Book of images of the Apocalypse of Cambrai that our collaborator J-L Monneret has cleaned and commented. Click the image to access. From the ibro you can access all available information about this Apocalypse.

Entorno histórico

The manuscripts of the Apocalypse are medieval versions of the last book of the New Testament created in Western Europe, generally very different from each other, although in the case of Spain, called Beatos, their text and structure all follow the Commentary to the Apocalypse of Beato de Liébana, but with some images adjusted in each case to the imagination and quality of its author, as well as the state of the art in each moment.

In this case, it is an illuminated manuscript that is supposed to originate from a monastery located in the vicinity of Cambrai, a town in the north of France in whose municipal media is still located.
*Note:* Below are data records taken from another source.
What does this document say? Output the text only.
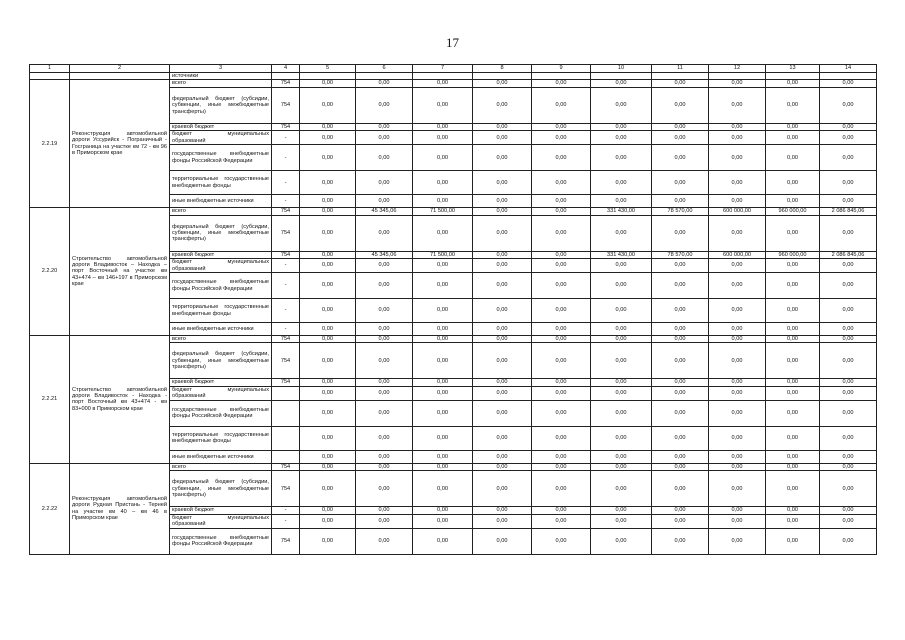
17
1	2	3	4	5	6	7	8	9	10	11	12	13	14
		источники											
2.2.19	Реконструкция автомобильной дороги Уссурийск - Пограничный - Госграница на участке км 72 - км 96 в Приморском крае	всего	754	0,00	0,00	0,00	0,00	0,00	0,00	0,00	0,00	0,00	0,00
		федеральный бюджет (субсидии, субвенции, иные межбюджетные трансферты)	754	0,00	0,00	0,00	0,00	0,00	0,00	0,00	0,00	0,00	0,00
		краевой бюджет	754	0,00	0,00	0,00	0,00	0,00	0,00	0,00	0,00	0,00	0,00
		бюджет муниципальных образований	-	0,00	0,00	0,00	0,00	0,00	0,00	0,00	0,00	0,00	0,00
		государственные внебюджетные фонды Российской Федерации	-	0,00	0,00	0,00	0,00	0,00	0,00	0,00	0,00	0,00	0,00
		территориальные государственные внебюджетные фонды	-	0,00	0,00	0,00	0,00	0,00	0,00	0,00	0,00	0,00	0,00
		иные внебюджетные источники	-	0,00	0,00	0,00	0,00	0,00	0,00	0,00	0,00	0,00	0,00
2.2.20	Строительство автомобильной дороги Владивосток – Находка – порт Восточный на участке км 43+474 – км 146+197 в Приморском крае	всего	754	0,00	45 345,06	71 500,00	0,00	0,00	331 430,00	78 570,00	600 000,00	960 000,00	2 086 845,06
		федеральный бюджет (субсидии, субвенции, иные межбюджетные трансферты)	754	0,00	0,00	0,00	0,00	0,00	0,00	0,00	0,00	0,00	0,00
		краевой бюджет	754	0,00	45 345,06	71 500,00	0,00	0,00	331 430,00	78 570,00	600 000,00	960 000,00	2 086 845,06
		бюджет муниципальных образований	-	0,00	0,00	0,00	0,00	0,00	0,00	0,00	0,00	0,00	0,00
		государственные внебюджетные фонды Российской Федерации	-	0,00	0,00	0,00	0,00	0,00	0,00	0,00	0,00	0,00	0,00
		территориальные государственные внебюджетные фонды	-	0,00	0,00	0,00	0,00	0,00	0,00	0,00	0,00	0,00	0,00
		иные внебюджетные источники	-	0,00	0,00	0,00	0,00	0,00	0,00	0,00	0,00	0,00	0,00
2.2.21	Строительство автомобильной дороги Владивосток - Находка - порт Восточный км 43+474 - км 83+000 в Приморском крае	всего	754	0,00	0,00	0,00	0,00	0,00	0,00	0,00	0,00	0,00	0,00
		федеральный бюджет (субсидии, субвенции, иные межбюджетные трансферты)	754	0,00	0,00	0,00	0,00	0,00	0,00	0,00	0,00	0,00	0,00
		краевой бюджет	754	0,00	0,00	0,00	0,00	0,00	0,00	0,00	0,00	0,00	0,00
		бюджет муниципальных образований		0,00	0,00	0,00	0,00	0,00	0,00	0,00	0,00	0,00	0,00
		государственные внебюджетные фонды Российской Федерации		0,00	0,00	0,00	0,00	0,00	0,00	0,00	0,00	0,00	0,00
		территориальные государственные внебюджетные фонды		0,00	0,00	0,00	0,00	0,00	0,00	0,00	0,00	0,00	0,00
		иные внебюджетные источники		0,00	0,00	0,00	0,00	0,00	0,00	0,00	0,00	0,00	0,00
2.2.22	Реконструкция автомобильной дороги Рудная Пристань - Терней на участке км 40 – км 46 в Приморском крае	всего	754	0,00	0,00	0,00	0,00	0,00	0,00	0,00	0,00	0,00	0,00
		федеральный бюджет (субсидии, субвенции, иные межбюджетные трансферты)	754	0,00	0,00	0,00	0,00	0,00	0,00	0,00	0,00	0,00	0,00
		краевой бюджет	-	0,00	0,00	0,00	0,00	0,00	0,00	0,00	0,00	0,00	0,00
		бюджет муниципальных образований	-	0,00	0,00	0,00	0,00	0,00	0,00	0,00	0,00	0,00	0,00
		государственные внебюджетные фонды Российской Федерации	754	0,00	0,00	0,00	0,00	0,00	0,00	0,00	0,00	0,00	0,00
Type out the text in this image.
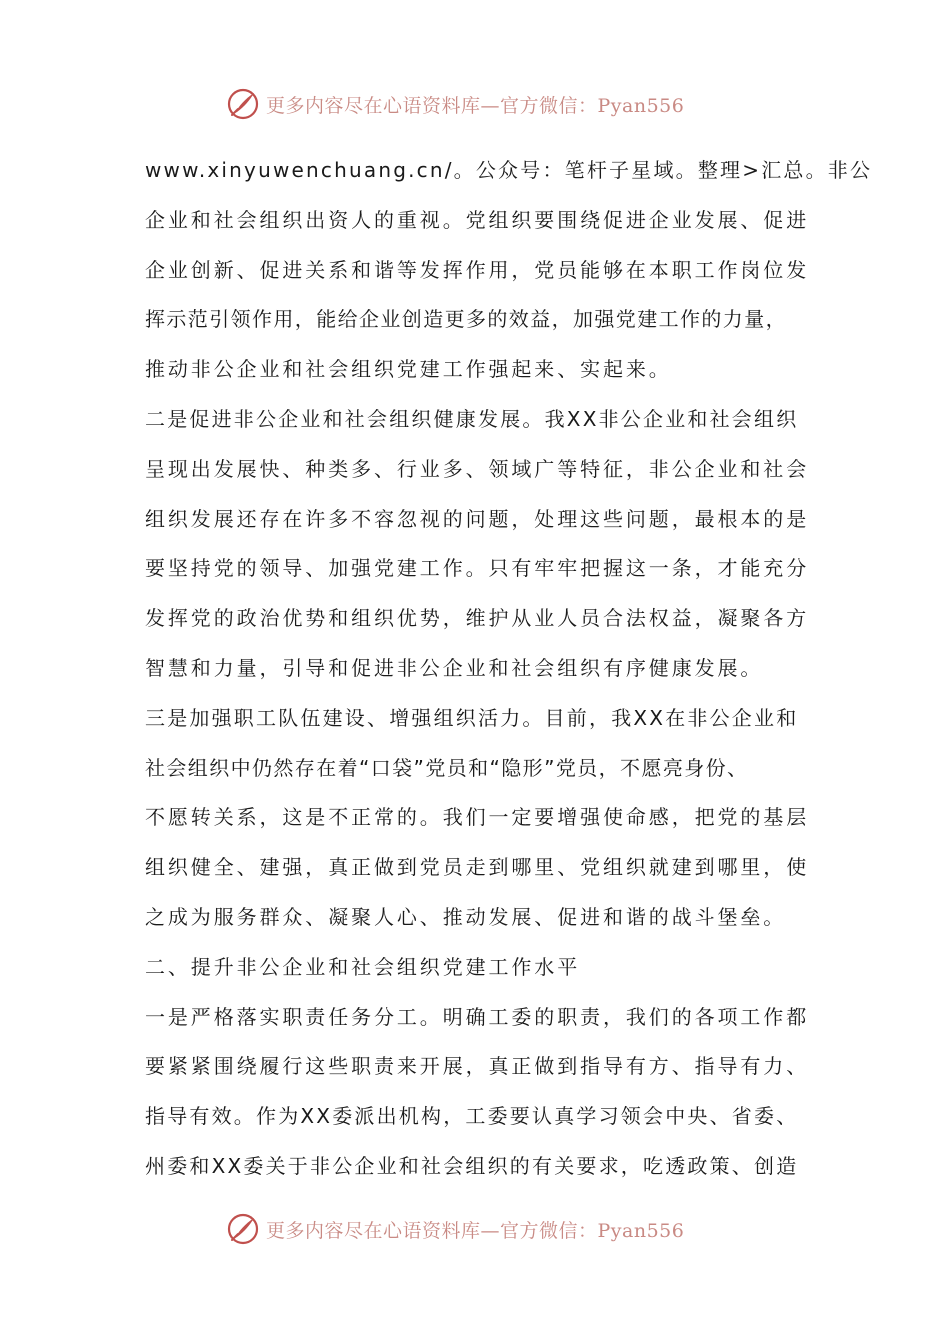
更多内容尽在心语资料库—官方微信：Pyan556
www.xinyuwenchuang.cn/。公众号：笔杆子星域。整理>汇总。非公
企业和社会组织出资人的重视。党组织要围绕促进企业发展、促进
企业创新、促进关系和谐等发挥作用，党员能够在本职工作岗位发
挥示范引领作用，能给企业创造更多的效益，加强党建工作的力量，
推动非公企业和社会组织党建工作强起来、实起来。
二是促进非公企业和社会组织健康发展。我XX非公企业和社会组织
呈现出发展快、种类多、行业多、领域广等特征，非公企业和社会
组织发展还存在许多不容忽视的问题，处理这些问题，最根本的是
要坚持党的领导、加强党建工作。只有牢牢把握这一条，才能充分
发挥党的政治优势和组织优势，维护从业人员合法权益，凝聚各方
智慧和力量，引导和促进非公企业和社会组织有序健康发展。
三是加强职工队伍建设、增强组织活力。目前，我XX在非公企业和
社会组织中仍然存在着“口袋”党员和“隐形”党员，不愿亮身份、
不愿转关系，这是不正常的。我们一定要增强使命感，把党的基层
组织健全、建强，真正做到党员走到哪里、党组织就建到哪里，使
之成为服务群众、凝聚人心、推动发展、促进和谐的战斗堡垒。
二、提升非公企业和社会组织党建工作水平
一是严格落实职责任务分工。明确工委的职责，我们的各项工作都
要紧紧围绕履行这些职责来开展，真正做到指导有方、指导有力、
指导有效。作为XX委派出机构，工委要认真学习领会中央、省委、
州委和XX委关于非公企业和社会组织的有关要求，吃透政策、创造
更多内容尽在心语资料库—官方微信：Pyan556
It is one of the four Carolingian Apocalypses that have come to us and that demonstrate the interest at that time for this last book of the New Testament. Like the Apocalypse of Trier, some one hundred years earlier, his images are compositions and classical motifs to illustrate the text, which by the form of his lyrics seems very influenced by the style of the production center of Tours.

Dated around the year 900, by its size we can assume that it was dedicated for public use in some church of Cambrai, from which it must have passed to the cathedral library and from this to its current situation.

Descripción

Manuscript containing an incomplete version of the Apocalypse of Saint John in its 96 pages, with 46 full page images, accompanied by the text on the opposite page, written in lowercase Carolina. Both the texts and the images are framed, the texts within a simple frame, while those of the images are decorated and are all different.

Inspired by the painting of late antiquity, his images, of great beauty, are usually of complex structure, in very clear compositions that present the characters, sometimes forming large groups, in landscapes with trees and buildings, with a variety of colors, that have lost none of their luminosity after 1100 years.

While the buildings recall the last Roman painting – and some to the paintings of Saint Julian of the Meadows, half a century earlier – and clearly define the type of construction they represent, the characters who wear long tunics in scenes of great vitality in which they are perfectly differentiated by their attitude and manner of dress.

The Apocalypse of Cambrai, one of the oldest manuscripts of this type that has come to us, is also one of the most beautiful and best preserved.